A comienzos de diciembre, con una buena parte de las agendas pública y de los medios de comunicación centrada en el análisis de la nueva Estrategia de Seguridad Nacional de Estados Unidos, un acontecimiento de suma importancia para la redefinición de los equilibrios y los desequilibrios de poder globales tuvo lugar en ese gigante territorial que es el Estado indio. A saber: por primera vez en poco menos de cuatro años, desde que Rusia invadiera a Ucrania en febrero del 2022, Vladimir Putin realizó una visita oficial de trabajo al presidente Narendra Modi en su propio país. En número redondos, este viaje fue, también, el tercero en el que el presidente indio recibe en su territorio nacional al mandatario ruso y hace parte de una serie de Cumbres Bilaterales anuales de las que ésta fue la vigesimotercera.
A primera vista y a juzgar por el balance que a posteriori se hizo en medios de comunicación occidentales sobre los saldos de la reunión, el que Putin visitara nuevamente territorio indio después de tantos años de no hacerlo no pasó de ser una interesante anécdota en materia de relaciones internacionales en la que, a menudo, los dos principales temas de conversación dominantes tenían que ver, por un lado, con la necesidad de recalcar el nervio autoritario y populista que ambos mandatarios representan para la comunidad internacional; y, por el otro, con resaltar lo indignante que para esa misma comunidad debería de resultar el hecho de que, para la India (cuya tradición parlamentaria suele ser bien vista en Occidente), la agresión rusa en contra de Ucrania no fuese motivo suficiente como para tomar distancia respecto de Rusia.

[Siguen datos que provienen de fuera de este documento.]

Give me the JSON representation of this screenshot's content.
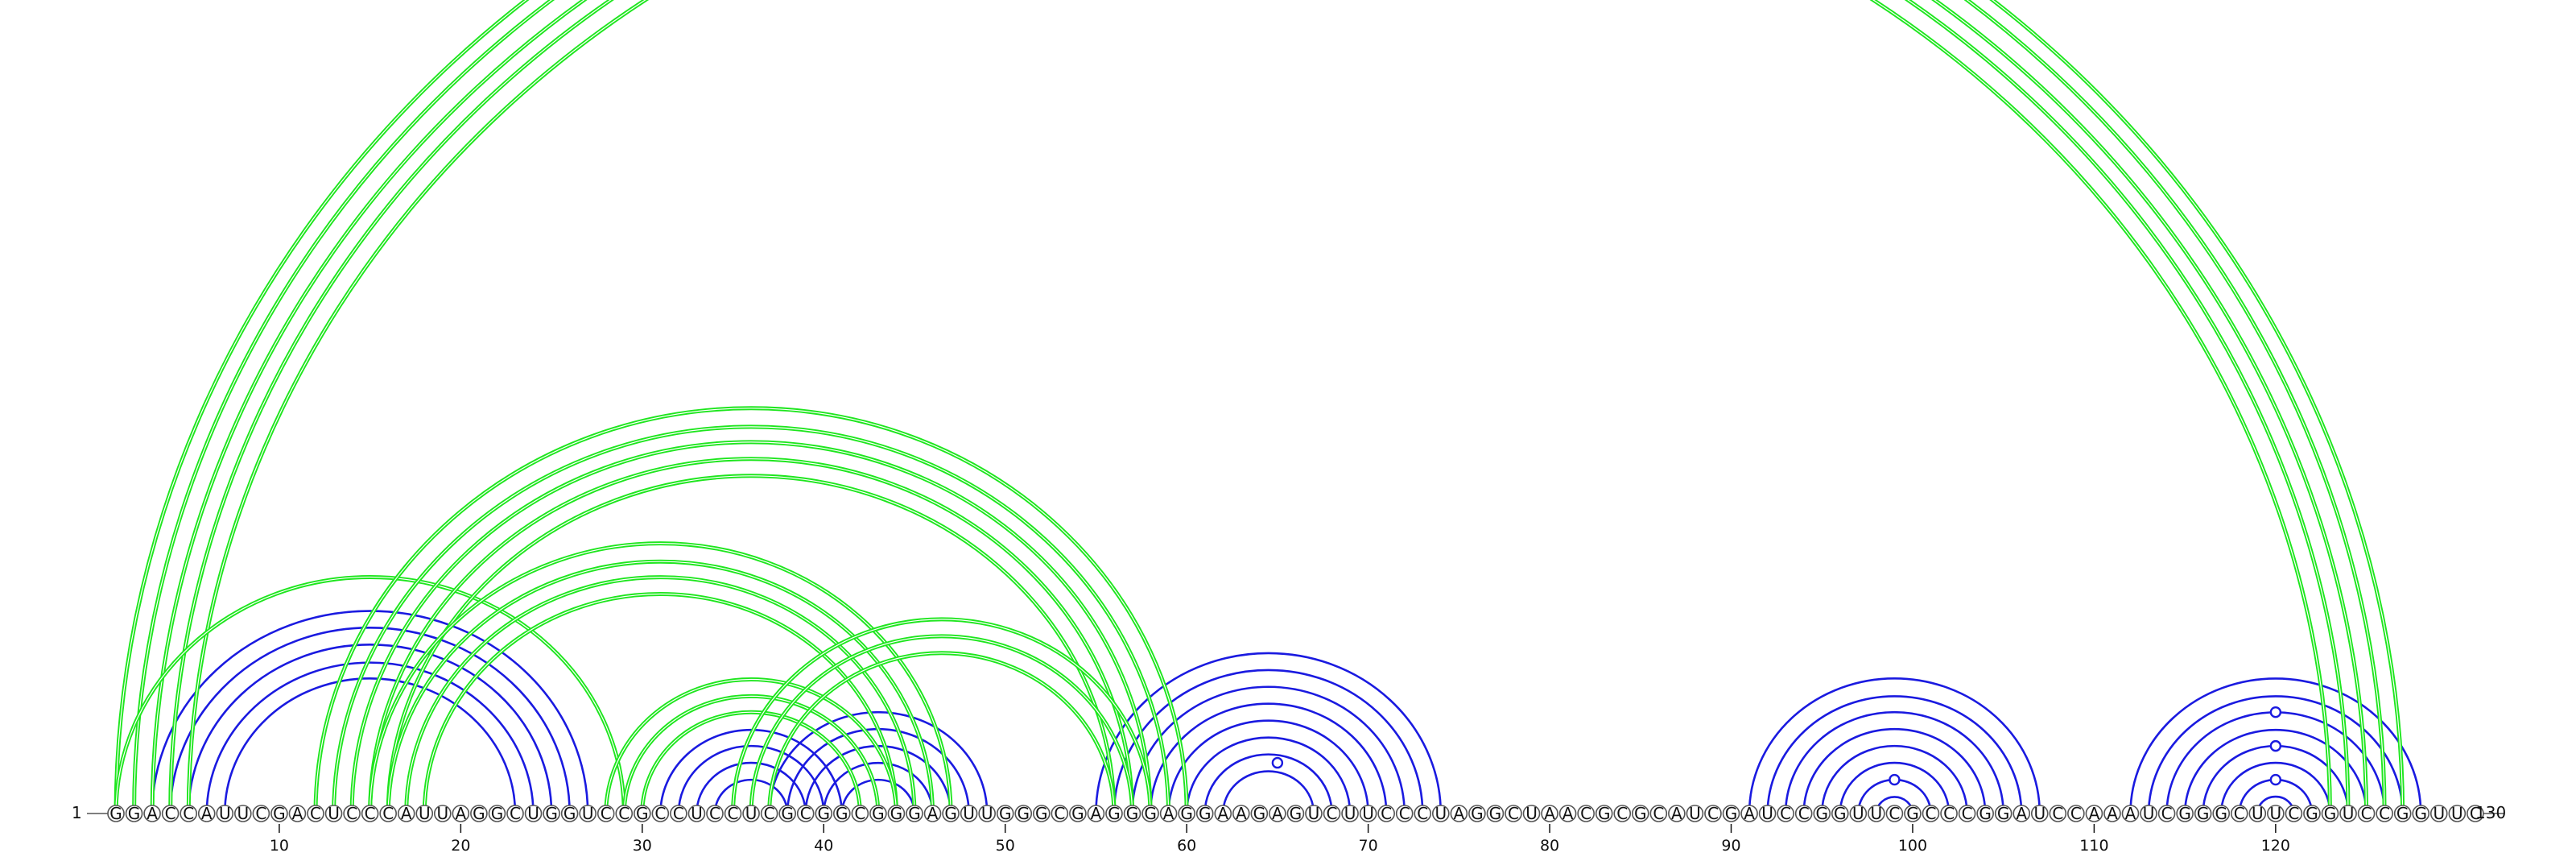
{
  "diagram": {
    "sequence": "GGACCAUUCGACUCCCAUUAGGCUGGUCCGCCUCCUCGCGGCGGGAGUUGGGCGAGGGAGGAAGAGUCUUCCCUAGGCUAACGCGCAUCGAUCCGGUUCGCCCGGAUCCAAAUCGGGCUUCGGUCCGGUUC",
    "start_label": "1",
    "end_label": "130",
    "ticks": [
      10,
      20,
      30,
      40,
      50,
      60,
      70,
      80,
      90,
      100,
      110,
      120
    ],
    "colors": {
      "blue": "#1a1ae0",
      "green": "#1ee61e"
    },
    "blue_helices": [
      {
        "i": 3,
        "j": 27,
        "n": 5
      },
      {
        "i": 30,
        "j": 42,
        "n": 5
      },
      {
        "i": 37,
        "j": 49,
        "n": 5
      },
      {
        "i": 55,
        "j": 74,
        "n": 8
      },
      {
        "i": 91,
        "j": 107,
        "n": 8
      },
      {
        "i": 112,
        "j": 128,
        "n": 8
      }
    ],
    "green_helices": [
      {
        "i": 1,
        "j": 127,
        "n": 5
      },
      {
        "i": 1,
        "j": 29,
        "n": 1
      },
      {
        "i": 12,
        "j": 60,
        "n": 5
      },
      {
        "i": 15,
        "j": 47,
        "n": 4
      },
      {
        "i": 28,
        "j": 44,
        "n": 3
      },
      {
        "i": 35,
        "j": 58,
        "n": 3
      }
    ],
    "marked_pairs": [
      {
        "i": 62,
        "j": 68
      },
      {
        "i": 97,
        "j": 101
      },
      {
        "i": 118,
        "j": 122
      },
      {
        "i": 116,
        "j": 124
      },
      {
        "i": 114,
        "j": 126
      }
    ]
  }
}
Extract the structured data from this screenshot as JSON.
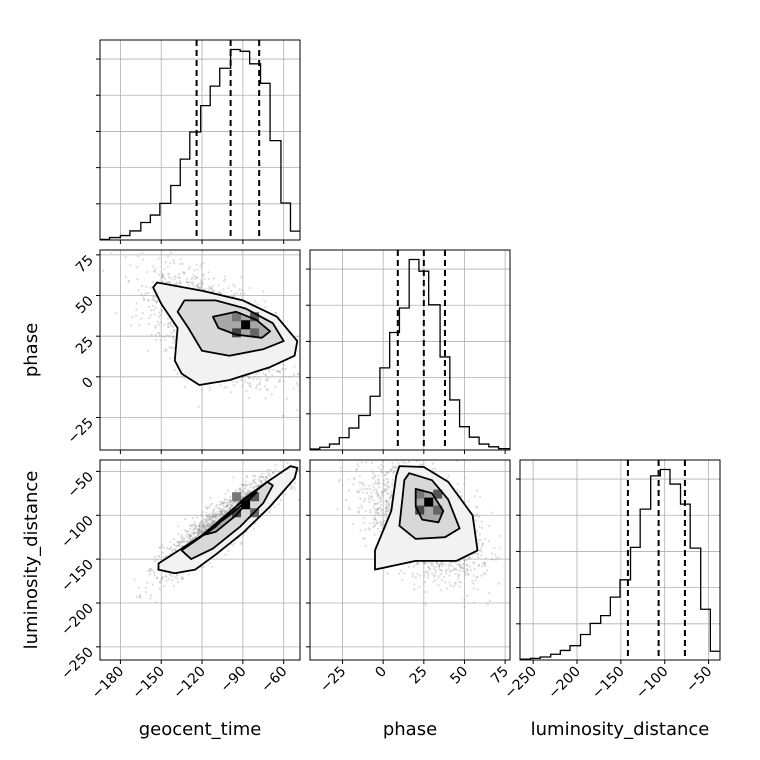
{
  "chart_data": {
    "type": "corner",
    "parameters": [
      "geocent_time",
      "phase",
      "luminosity_distance"
    ],
    "grid": true,
    "axes": {
      "geocent_time": {
        "label": "geocent_time",
        "range": [
          -195,
          -48
        ],
        "ticks": [
          -180,
          -150,
          -120,
          -90,
          -60
        ],
        "tick_labels": [
          "−180",
          "−150",
          "−120",
          "−90",
          "−60"
        ]
      },
      "phase": {
        "label": "phase",
        "range": [
          -45,
          78
        ],
        "ticks": [
          -25,
          0,
          25,
          50,
          75
        ],
        "tick_labels": [
          "−25",
          "0",
          "25",
          "50",
          "75"
        ]
      },
      "luminosity_distance": {
        "label": "luminosity_distance",
        "range": [
          -265,
          -37
        ],
        "ticks": [
          -250,
          -200,
          -150,
          -100,
          -50
        ],
        "tick_labels": [
          "−250",
          "−200",
          "−150",
          "−100",
          "−50"
        ]
      }
    },
    "marginals": {
      "geocent_time": {
        "bin_edges": [
          -195,
          -188,
          -180,
          -173,
          -165,
          -158,
          -151,
          -143,
          -136,
          -129,
          -121,
          -114,
          -107,
          -99,
          -92,
          -85,
          -77,
          -70,
          -62,
          -55,
          -48
        ],
        "counts": [
          0.3,
          1.2,
          2.2,
          4.5,
          8.7,
          12.4,
          18.2,
          27.1,
          40.2,
          53.7,
          66.8,
          76.5,
          85.4,
          94.7,
          93.8,
          87.6,
          77.9,
          49.4,
          18.4,
          4.4
        ],
        "quantiles": [
          -124,
          -99,
          -78
        ]
      },
      "phase": {
        "bin_edges": [
          -45,
          -39,
          -33,
          -27,
          -21,
          -15,
          -8,
          -2,
          4,
          10,
          16,
          22,
          28,
          35,
          41,
          47,
          53,
          59,
          65,
          71,
          78
        ],
        "counts": [
          0.4,
          1.2,
          2.6,
          5.4,
          9.6,
          15.1,
          23.5,
          35.9,
          51.4,
          62.1,
          83.3,
          78.2,
          63.5,
          40.7,
          21.9,
          10.2,
          5.6,
          2.6,
          1.4,
          0.6
        ],
        "quantiles": [
          9,
          25,
          38
        ]
      },
      "luminosity_distance": {
        "bin_edges": [
          -265,
          -253,
          -242,
          -230,
          -219,
          -208,
          -196,
          -185,
          -173,
          -162,
          -151,
          -139,
          -128,
          -116,
          -105,
          -94,
          -82,
          -71,
          -59,
          -48,
          -37
        ],
        "counts": [
          0.4,
          0.8,
          1.5,
          2.9,
          4.8,
          7.2,
          12.8,
          18.4,
          22.3,
          31.6,
          40.3,
          56.6,
          75.8,
          92.5,
          95.7,
          88.4,
          78.3,
          56.2,
          25.5,
          4.4
        ],
        "quantiles": [
          -142,
          -107,
          -77
        ]
      }
    },
    "joint": {
      "phase_vs_geocent_time": {
        "x_param": "geocent_time",
        "y_param": "phase",
        "samples_center": [
          -110,
          30
        ],
        "peak": [
          -88,
          32
        ],
        "levels": [
          {
            "points": [
              [
                -153,
                58
              ],
              [
                -120,
                53
              ],
              [
                -90,
                47
              ],
              [
                -65,
                37
              ],
              [
                -50,
                22
              ],
              [
                -52,
                13
              ],
              [
                -70,
                6
              ],
              [
                -100,
                -2
              ],
              [
                -122,
                -5
              ],
              [
                -135,
                2
              ],
              [
                -140,
                10
              ],
              [
                -138,
                30
              ],
              [
                -150,
                45
              ],
              [
                -156,
                55
              ]
            ]
          },
          {
            "points": [
              [
                -133,
                47
              ],
              [
                -110,
                47
              ],
              [
                -88,
                42
              ],
              [
                -68,
                33
              ],
              [
                -60,
                22
              ],
              [
                -75,
                17
              ],
              [
                -100,
                13
              ],
              [
                -120,
                16
              ],
              [
                -130,
                30
              ],
              [
                -138,
                40
              ]
            ]
          },
          {
            "points": [
              [
                -112,
                37
              ],
              [
                -95,
                40
              ],
              [
                -80,
                35
              ],
              [
                -70,
                28
              ],
              [
                -76,
                24
              ],
              [
                -95,
                26
              ],
              [
                -108,
                30
              ]
            ]
          }
        ]
      },
      "luminosity_distance_vs_geocent_time": {
        "x_param": "geocent_time",
        "y_param": "luminosity_distance",
        "samples_center": [
          -105,
          -110
        ],
        "peak": [
          -88,
          -88
        ],
        "levels": [
          {
            "points": [
              [
                -145,
                -148
              ],
              [
                -120,
                -123
              ],
              [
                -95,
                -90
              ],
              [
                -72,
                -62
              ],
              [
                -55,
                -44
              ],
              [
                -50,
                -46
              ],
              [
                -52,
                -58
              ],
              [
                -70,
                -90
              ],
              [
                -90,
                -120
              ],
              [
                -110,
                -145
              ],
              [
                -125,
                -162
              ],
              [
                -140,
                -166
              ],
              [
                -152,
                -162
              ],
              [
                -152,
                -155
              ]
            ]
          },
          {
            "points": [
              [
                -135,
                -140
              ],
              [
                -110,
                -113
              ],
              [
                -90,
                -82
              ],
              [
                -72,
                -62
              ],
              [
                -68,
                -66
              ],
              [
                -75,
                -86
              ],
              [
                -92,
                -113
              ],
              [
                -112,
                -138
              ],
              [
                -128,
                -150
              ]
            ]
          },
          {
            "points": [
              [
                -120,
                -123
              ],
              [
                -100,
                -100
              ],
              [
                -86,
                -82
              ],
              [
                -80,
                -74
              ],
              [
                -84,
                -80
              ],
              [
                -95,
                -100
              ],
              [
                -110,
                -119
              ]
            ]
          }
        ]
      },
      "luminosity_distance_vs_phase": {
        "x_param": "phase",
        "y_param": "luminosity_distance",
        "samples_center": [
          25,
          -110
        ],
        "peak": [
          28,
          -85
        ],
        "levels": [
          {
            "points": [
              [
                10,
                -44
              ],
              [
                25,
                -45
              ],
              [
                40,
                -62
              ],
              [
                55,
                -100
              ],
              [
                58,
                -140
              ],
              [
                45,
                -152
              ],
              [
                20,
                -152
              ],
              [
                -5,
                -162
              ],
              [
                -5,
                -140
              ],
              [
                5,
                -95
              ],
              [
                8,
                -55
              ]
            ]
          },
          {
            "points": [
              [
                16,
                -52
              ],
              [
                30,
                -60
              ],
              [
                40,
                -82
              ],
              [
                47,
                -115
              ],
              [
                38,
                -125
              ],
              [
                20,
                -127
              ],
              [
                10,
                -112
              ],
              [
                12,
                -78
              ],
              [
                13,
                -60
              ]
            ]
          },
          {
            "points": [
              [
                20,
                -70
              ],
              [
                30,
                -75
              ],
              [
                37,
                -95
              ],
              [
                34,
                -108
              ],
              [
                24,
                -105
              ],
              [
                20,
                -90
              ]
            ]
          }
        ]
      }
    }
  }
}
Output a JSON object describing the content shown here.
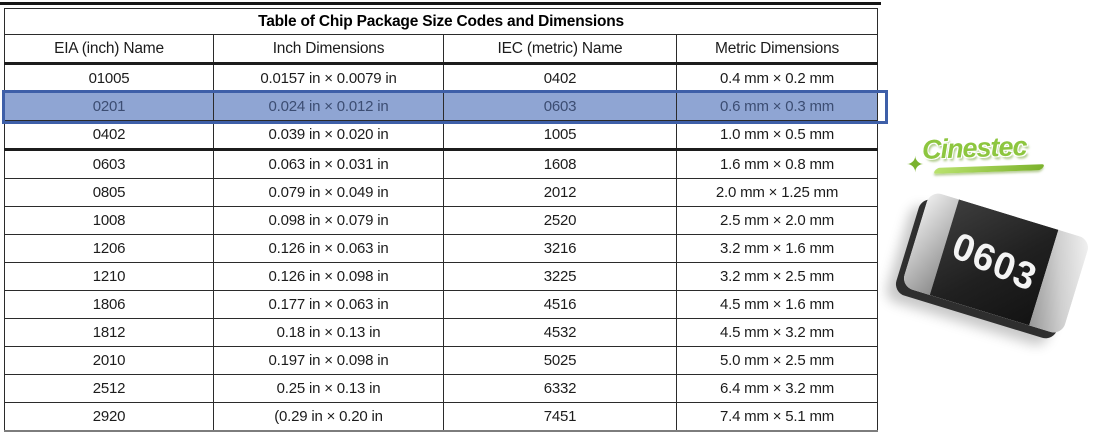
{
  "table": {
    "title": "Table of Chip Package Size Codes and Dimensions",
    "columns": [
      "EIA (inch) Name",
      "Inch Dimensions",
      "IEC (metric) Name",
      "Metric Dimensions"
    ],
    "rows": [
      {
        "eia": "01005",
        "inch": "0.0157 in × 0.0079 in",
        "iec": "0402",
        "metric": "0.4 mm × 0.2 mm",
        "highlighted": false,
        "thick_bottom_border": false
      },
      {
        "eia": "0201",
        "inch": "0.024 in × 0.012 in",
        "iec": "0603",
        "metric": "0.6 mm × 0.3 mm",
        "highlighted": true,
        "thick_bottom_border": false
      },
      {
        "eia": "0402",
        "inch": "0.039 in × 0.020 in",
        "iec": "1005",
        "metric": "1.0 mm × 0.5 mm",
        "highlighted": false,
        "thick_bottom_border": true
      },
      {
        "eia": "0603",
        "inch": "0.063 in × 0.031 in",
        "iec": "1608",
        "metric": "1.6 mm × 0.8 mm",
        "highlighted": false,
        "thick_bottom_border": false
      },
      {
        "eia": "0805",
        "inch": "0.079 in × 0.049 in",
        "iec": "2012",
        "metric": "2.0 mm × 1.25 mm",
        "highlighted": false,
        "thick_bottom_border": false
      },
      {
        "eia": "1008",
        "inch": "0.098 in × 0.079 in",
        "iec": "2520",
        "metric": "2.5 mm × 2.0 mm",
        "highlighted": false,
        "thick_bottom_border": false
      },
      {
        "eia": "1206",
        "inch": "0.126 in × 0.063 in",
        "iec": "3216",
        "metric": "3.2 mm × 1.6 mm",
        "highlighted": false,
        "thick_bottom_border": false
      },
      {
        "eia": "1210",
        "inch": "0.126 in × 0.098 in",
        "iec": "3225",
        "metric": "3.2 mm × 2.5 mm",
        "highlighted": false,
        "thick_bottom_border": false
      },
      {
        "eia": "1806",
        "inch": "0.177 in × 0.063 in",
        "iec": "4516",
        "metric": "4.5 mm × 1.6 mm",
        "highlighted": false,
        "thick_bottom_border": false
      },
      {
        "eia": "1812",
        "inch": "0.18 in × 0.13 in",
        "iec": "4532",
        "metric": "4.5 mm × 3.2 mm",
        "highlighted": false,
        "thick_bottom_border": false
      },
      {
        "eia": "2010",
        "inch": "0.197 in × 0.098 in",
        "iec": "5025",
        "metric": "5.0 mm × 2.5 mm",
        "highlighted": false,
        "thick_bottom_border": false
      },
      {
        "eia": "2512",
        "inch": "0.25 in × 0.13 in",
        "iec": "6332",
        "metric": "6.4 mm × 3.2 mm",
        "highlighted": false,
        "thick_bottom_border": false
      },
      {
        "eia": "2920",
        "inch": "(0.29 in × 0.20 in",
        "iec": "7451",
        "metric": "7.4 mm × 5.1 mm",
        "highlighted": false,
        "thick_bottom_border": false
      }
    ],
    "highlight_fill_color": "#8fa5d3",
    "highlight_border_color": "#3e5fa8",
    "text_color": "#1c1c1c"
  },
  "logo": {
    "text": "Cinestec",
    "color": "#8dc63f"
  },
  "chip_photo": {
    "label": "0603",
    "body_color": "#202020",
    "terminal_color": "#c9c9c9"
  }
}
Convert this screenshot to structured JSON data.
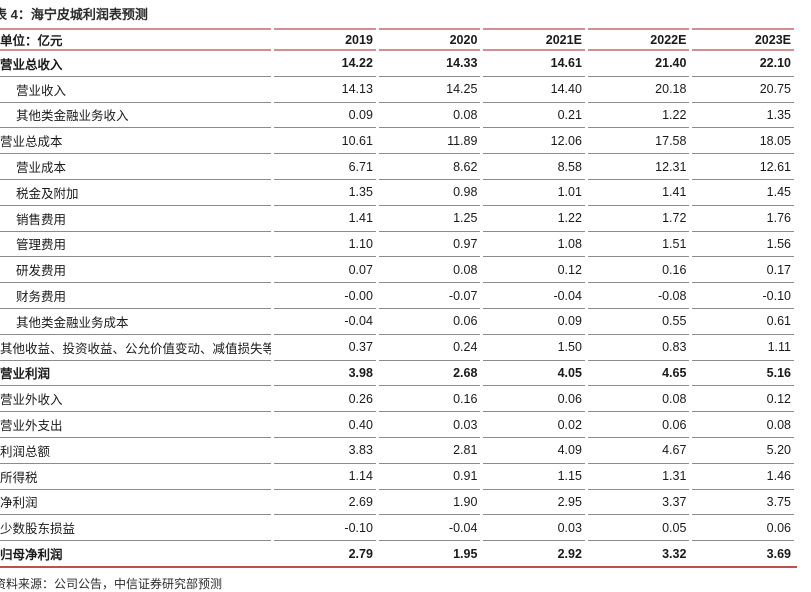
{
  "title": "表 4：海宁皮城利润表预测",
  "source": "资料来源：公司公告，中信证券研究部预测",
  "colors": {
    "accent_red_rule": "#d4908e",
    "bottom_red_rule": "#bf504c",
    "row_rule_gray": "#8c8c8c"
  },
  "table": {
    "unit_header": "单位：亿元",
    "columns": [
      "2019",
      "2020",
      "2021E",
      "2022E",
      "2023E"
    ],
    "rows": [
      {
        "label": "营业总收入",
        "bold": true,
        "indent": false,
        "values": [
          "14.22",
          "14.33",
          "14.61",
          "21.40",
          "22.10"
        ]
      },
      {
        "label": "营业收入",
        "bold": false,
        "indent": true,
        "values": [
          "14.13",
          "14.25",
          "14.40",
          "20.18",
          "20.75"
        ]
      },
      {
        "label": "其他类金融业务收入",
        "bold": false,
        "indent": true,
        "values": [
          "0.09",
          "0.08",
          "0.21",
          "1.22",
          "1.35"
        ]
      },
      {
        "label": "营业总成本",
        "bold": false,
        "indent": false,
        "values": [
          "10.61",
          "11.89",
          "12.06",
          "17.58",
          "18.05"
        ]
      },
      {
        "label": "营业成本",
        "bold": false,
        "indent": true,
        "values": [
          "6.71",
          "8.62",
          "8.58",
          "12.31",
          "12.61"
        ]
      },
      {
        "label": "税金及附加",
        "bold": false,
        "indent": true,
        "values": [
          "1.35",
          "0.98",
          "1.01",
          "1.41",
          "1.45"
        ]
      },
      {
        "label": "销售费用",
        "bold": false,
        "indent": true,
        "values": [
          "1.41",
          "1.25",
          "1.22",
          "1.72",
          "1.76"
        ]
      },
      {
        "label": "管理费用",
        "bold": false,
        "indent": true,
        "values": [
          "1.10",
          "0.97",
          "1.08",
          "1.51",
          "1.56"
        ]
      },
      {
        "label": "研发费用",
        "bold": false,
        "indent": true,
        "values": [
          "0.07",
          "0.08",
          "0.12",
          "0.16",
          "0.17"
        ]
      },
      {
        "label": "财务费用",
        "bold": false,
        "indent": true,
        "values": [
          "-0.00",
          "-0.07",
          "-0.04",
          "-0.08",
          "-0.10"
        ]
      },
      {
        "label": "其他类金融业务成本",
        "bold": false,
        "indent": true,
        "values": [
          "-0.04",
          "0.06",
          "0.09",
          "0.55",
          "0.61"
        ]
      },
      {
        "label": "其他收益、投资收益、公允价值变动、减值损失等",
        "bold": false,
        "indent": false,
        "values": [
          "0.37",
          "0.24",
          "1.50",
          "0.83",
          "1.11"
        ]
      },
      {
        "label": "营业利润",
        "bold": true,
        "indent": false,
        "values": [
          "3.98",
          "2.68",
          "4.05",
          "4.65",
          "5.16"
        ]
      },
      {
        "label": "营业外收入",
        "bold": false,
        "indent": false,
        "values": [
          "0.26",
          "0.16",
          "0.06",
          "0.08",
          "0.12"
        ]
      },
      {
        "label": "营业外支出",
        "bold": false,
        "indent": false,
        "values": [
          "0.40",
          "0.03",
          "0.02",
          "0.06",
          "0.08"
        ]
      },
      {
        "label": "利润总额",
        "bold": false,
        "indent": false,
        "values": [
          "3.83",
          "2.81",
          "4.09",
          "4.67",
          "5.20"
        ]
      },
      {
        "label": "所得税",
        "bold": false,
        "indent": false,
        "values": [
          "1.14",
          "0.91",
          "1.15",
          "1.31",
          "1.46"
        ]
      },
      {
        "label": "净利润",
        "bold": false,
        "indent": false,
        "values": [
          "2.69",
          "1.90",
          "2.95",
          "3.37",
          "3.75"
        ]
      },
      {
        "label": "少数股东损益",
        "bold": false,
        "indent": false,
        "values": [
          "-0.10",
          "-0.04",
          "0.03",
          "0.05",
          "0.06"
        ]
      },
      {
        "label": "归母净利润",
        "bold": true,
        "indent": false,
        "values": [
          "2.79",
          "1.95",
          "2.92",
          "3.32",
          "3.69"
        ]
      }
    ]
  }
}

Vista en retrospectiva, de hecho, para una parte sustancial de la agenda mediática y de la escasa discusión pública que se generó con la noticia en Occidente, la visita oficial de Putin a Modi ni supuso un acontecimiento excepcional con capacidad alguna de modificar el curso de los acontecimientos globales en los tiempos por venir ni, mucho menos, implicó que algo en la relación bilateral entre ambos gobiernos hubiese cambiado respecto del curso inercial en el que ésta se ha encontrado a lo largo de poco más de tres años y, en particular, desde que el Estado ruso comenzó a ser objeto de un salvaje e inmisericorde régimen internacional de sanciones principalmente económicas, pero también políticas y culturales.
Desde esta perspectiva, en consecuencia, lo que sucedió en territorio indio a principios de este mes, en el mejor de los casos, únicamente significó la ratificación de las dependencias mutuas que atan a ambos Estados entre sí (con Rusia como el principal y más barato proveedor de hidrocarburos para la India y, viceversa, con la India como uno de los más grandes y dinámicos mercados de consumo de energéticos convencionales para la industria rusia en la materia). En el peor, el viaje del mandatario ruso para encontrarse con su homólogo indio no habría sido sino la materialización de la desesperación en la que se hallaría aquel derivado del desgaste natural provocado por la guerra contra Ucrania, sumado al aislamiento internacional al que por fin estaría siendo reducida Rusia gracias a las sanciones occidentales.
¿Qué tanto, no obstante, en realidad son los hidrocarburos el principal factor explicativo de todo lo que se juega en la relación bilateral indo-rusa ahora mismo y en los años por venir?, ¿y qué tanto, en verdad, la reciente visita de Putin a Modi no es más que la manifestación de la desesperación de aquel ante la perspectiva de un aislamiento mayor (según, claro, la perspectiva occidental)?